YHWH reveals the event of the coming Egyptian captivity, the exodus, His judgment on Egypt for their treatment of Israel (15:13-14; See also Gen 12:3), and the boundaries of the Land Promise (15:18b-21).

Genesis 16:1-3. While Genesis 12:1-6 was Abram’s inquiry into the offspring promise of YHWH, Genesis 16:2 serves as Sarai’s inquiry. We can hear the impatience in Sarai’s words, blaming the Lord for her barrenness. The word “prevented” in v.2 is asāra meaning “restrain, arrest, lock up, hold back” (BDB). Was the promise of God a certain thing? Did He really mean what He said? Since Sarai was not mentioned in the promise, could this offspring come from someone else? Hagar, who was acquired while Abram and Sarai were in unbelief in Egypt (Gen 12:10-16) is put forth as a means of perpetuating the seed of Abram. While this practice may seem detestable to western eyes, it was commonplace in the Middle East, even being condone by the Code of Hammurabi.
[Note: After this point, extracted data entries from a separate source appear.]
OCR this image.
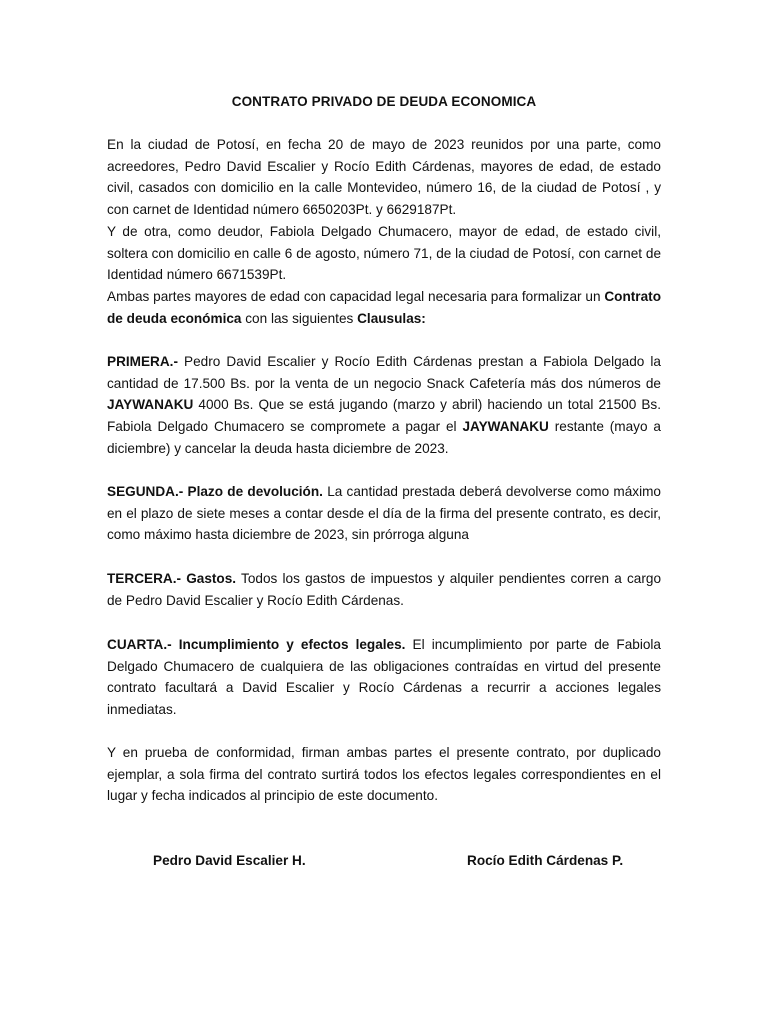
CONTRATO PRIVADO DE DEUDA ECONOMICA

En la ciudad de Potosí, en fecha 20 de mayo de 2023 reunidos por una parte, como acreedores, Pedro David Escalier y Rocío Edith Cárdenas, mayores de edad, de estado civil, casados con domicilio en la calle Montevideo, número 16, de la ciudad de Potosí , y con carnet de Identidad número 6650203Pt. y 6629187Pt.

Y de otra, como deudor, Fabiola Delgado Chumacero, mayor de edad, de estado civil, soltera con domicilio en calle 6 de agosto, número 71, de la ciudad de Potosí, con carnet de Identidad número 6671539Pt.

Ambas partes mayores de edad con capacidad legal necesaria para formalizar un Contrato de deuda económica con las siguientes Clausulas:

PRIMERA.- Pedro David Escalier y Rocío Edith Cárdenas prestan a Fabiola Delgado la cantidad de 17.500 Bs. por la venta de un negocio Snack Cafetería más dos números de JAYWANAKU 4000 Bs. Que se está jugando (marzo y abril) haciendo un total 21500 Bs. Fabiola Delgado Chumacero se compromete a pagar el JAYWANAKU restante (mayo a diciembre) y cancelar la deuda hasta diciembre de 2023.

SEGUNDA.- Plazo de devolución. La cantidad prestada deberá devolverse como máximo en el plazo de siete meses a contar desde el día de la firma del presente contrato, es decir, como máximo hasta diciembre de 2023, sin prórroga alguna

TERCERA.- Gastos. Todos los gastos de impuestos y alquiler pendientes corren a cargo de Pedro David Escalier y Rocío Edith Cárdenas.

CUARTA.- Incumplimiento y efectos legales. El incumplimiento por parte de Fabiola Delgado Chumacero de cualquiera de las obligaciones contraídas en virtud del presente contrato facultará a David Escalier y Rocío Cárdenas a recurrir a acciones legales inmediatas.

Y en prueba de conformidad, firman ambas partes el presente contrato, por duplicado ejemplar, a sola firma del contrato surtirá todos los efectos legales correspondientes en el lugar y fecha indicados al principio de este documento.

Pedro David Escalier H.	Rocío Edith Cárdenas P.
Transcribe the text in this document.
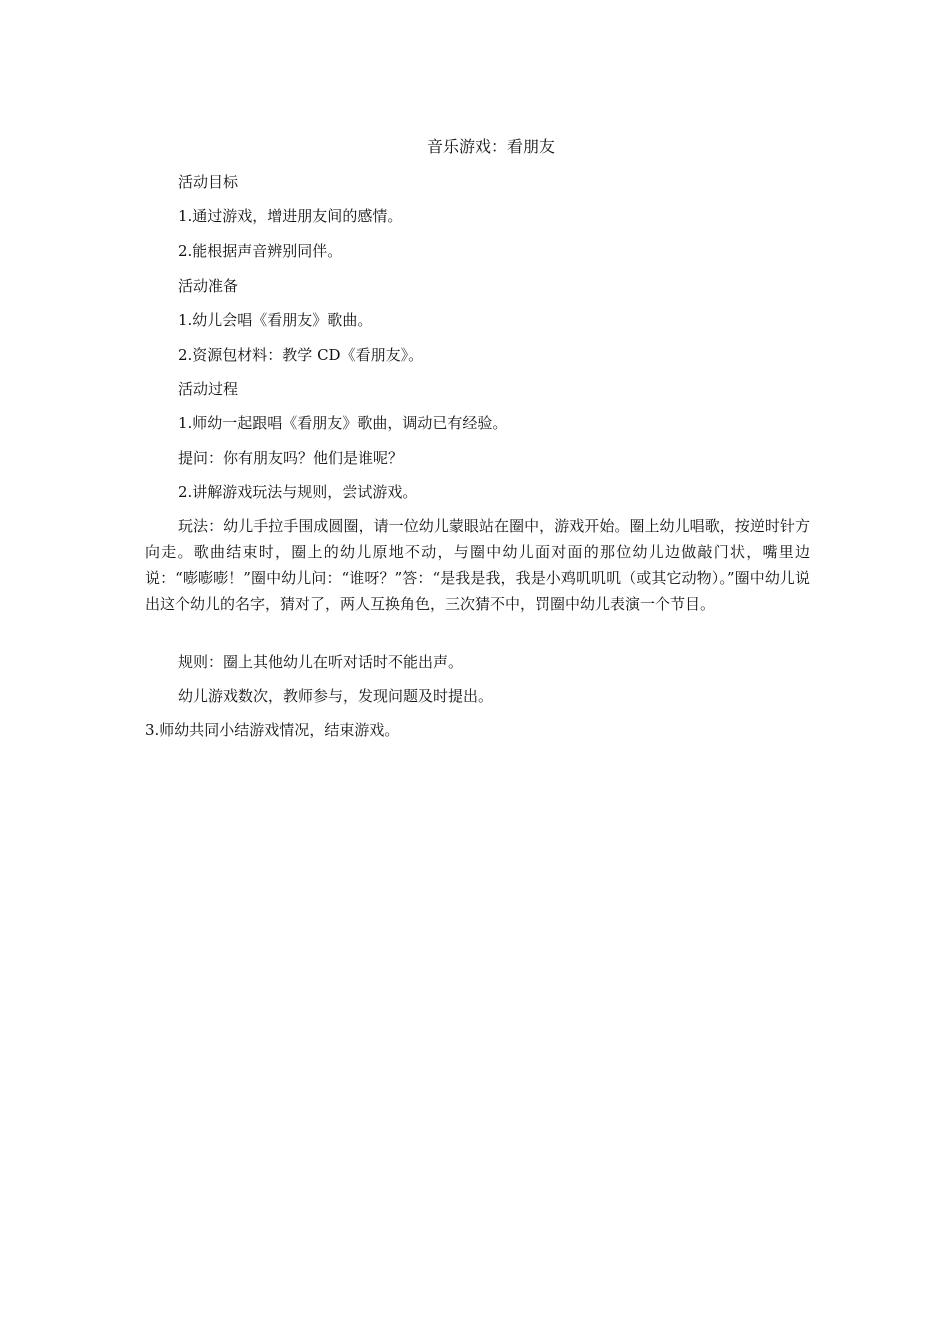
音乐游戏：看朋友
活动目标
1.通过游戏，增进朋友间的感情。
2.能根据声音辨别同伴。
活动准备
1.幼儿会唱《看朋友》歌曲。
2.资源包材料：教学 CD《看朋友》。
活动过程
1.师幼一起跟唱《看朋友》歌曲，调动已有经验。
提问：你有朋友吗？他们是谁呢？
2.讲解游戏玩法与规则，尝试游戏。
玩法：幼儿手拉手围成圆圈，请一位幼儿蒙眼站在圈中，游戏开始。圈上幼儿唱歌，按逆时针方向走。歌曲结束时，圈上的幼儿原地不动，与圈中幼儿面对面的那位幼儿边做敲门状，嘴里边说：“嘭嘭嘭！”圈中幼儿问：“谁呀？”答：“是我是我，我是小鸡叽叽叽（或其它动物）。”圈中幼儿说出这个幼儿的名字，猜对了，两人互换角色，三次猜不中，罚圈中幼儿表演一个节目。
规则：圈上其他幼儿在听对话时不能出声。
幼儿游戏数次，教师参与，发现问题及时提出。
3.师幼共同小结游戏情况，结束游戏。
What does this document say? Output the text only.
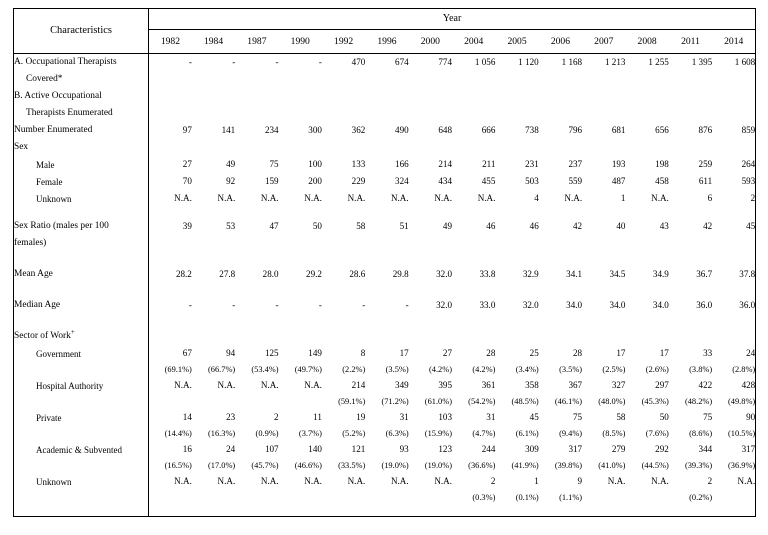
Characteristics	Year													
	1982	1984	1987	1990	1992	1996	2000	2004	2005	2006	2007	2008	2011	2014
A. Occupational Therapists	-	-	-	-	470	674	774	1 056	1 120	1 168	1 213	1 255	1 395	1 608
Covered*														
B. Active Occupational														
Therapists Enumerated														
Number Enumerated	97	141	234	300	362	490	648	666	738	796	681	656	876	859
Sex														
Male	27	49	75	100	133	166	214	211	231	237	193	198	259	264
Female	70	92	159	200	229	324	434	455	503	559	487	458	611	593
Unknown	N.A.	N.A.	N.A.	N.A.	N.A.	N.A.	N.A.	N.A.	4	N.A.	1	N.A.	6	2

Sex Ratio (males per 100	39	53	47	50	58	51	49	46	46	42	40	43	42	45
females)														

Mean Age	28.2	27.8	28.0	29.2	28.6	29.8	32.0	33.8	32.9	34.1	34.5	34.9	36.7	37.8

Median Age	-	-	-	-	-	-	32.0	33.0	32.0	34.0	34.0	34.0	36.0	36.0

Sector of Work+														
Government	67	94	125	149	8	17	27	28	25	28	17	17	33	24
	(69.1%)	(66.7%)	(53.4%)	(49.7%)	(2.2%)	(3.5%)	(4.2%)	(4.2%)	(3.4%)	(3.5%)	(2.5%)	(2.6%)	(3.8%)	(2.8%)
Hospital Authority	N.A.	N.A.	N.A.	N.A.	214	349	395	361	358	367	327	297	422	428
					(59.1%)	(71.2%)	(61.0%)	(54.2%)	(48.5%)	(46.1%)	(48.0%)	(45.3%)	(48.2%)	(49.8%)
Private	14	23	2	11	19	31	103	31	45	75	58	50	75	90
	(14.4%)	(16.3%)	(0.9%)	(3.7%)	(5.2%)	(6.3%)	(15.9%)	(4.7%)	(6.1%)	(9.4%)	(8.5%)	(7.6%)	(8.6%)	(10.5%)
Academic & Subvented	16	24	107	140	121	93	123	244	309	317	279	292	344	317
	(16.5%)	(17.0%)	(45.7%)	(46.6%)	(33.5%)	(19.0%)	(19.0%)	(36.6%)	(41.9%)	(39.8%)	(41.0%)	(44.5%)	(39.3%)	(36.9%)
Unknown	N.A.	N.A.	N.A.	N.A.	N.A.	N.A.	N.A.	2	1	9	N.A.	N.A.	2	N.A.
								(0.3%)	(0.1%)	(1.1%)			(0.2%)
Regardless of its accepted practice, it is an act of unbelief before YHWH and it overlooks the Pre-Fall Institution of Marriage being between one man and one woman (Gen 1:26-28; 2:23-25). Abram “listened” to Sarai rather than YHWH, showing a failure to set the course for his home as its leader. This took place ten years into their sojourning in the Land.

Note the profound lesson: bitterness is a sure catalyst to unbelief.

Genesis 16:4-6. Upon conceiving, Hagar’s view of her mistress changed, having acquired something that she could not. The word “despised” means “small, insignificant, accursed, to belittle” (BDB) and is used in the first occurrence of Genesis 12:3. This demeanor sends Sarai into a rage, blaming Abram for her decision. Sarai again brings the Lord into this, calling for His judgment in the matter.

We are told that Sarai dealt “harshly” with Hagar. This word could mean anything from humiliation to violence. Regardless, she flees.

Genesis 16:7-15. The angel (messenger) of the Lord is the pre-incarnate Christ. “I will greatly multiply your descendants” (v.10) would never be left to an angel, but God alone. She is directed to return to the camp and is given a great promise of offspring. The child will be named “Ishmael” meaning “the Lord hears” to commemorate Hagar’s cries to YHWH and His response to her situation. Verse 12 is most important! It displays the attitude of the nation that would come from him (12a), the action that he would take (12b), the reaction he would receive (12c), and the location of dwelling (12d). Keep in mind, when Scripture makes a prediction about someone, it can be fulfilled at a much later date when they have become a nation.

Ishmael is the father of the Arab Nations, which are largely Muslim and have settled in the east- Iraq, Saudi Arabia, Iran, Afghanistan, etc.

Genesis 16:16-17:1. It is deeply disturbing to see that YHWH did not talk with Abram for 13 years. The silence was deafening as Abram raised Ishmael, not realizing that the promise was yet to be fulfilled.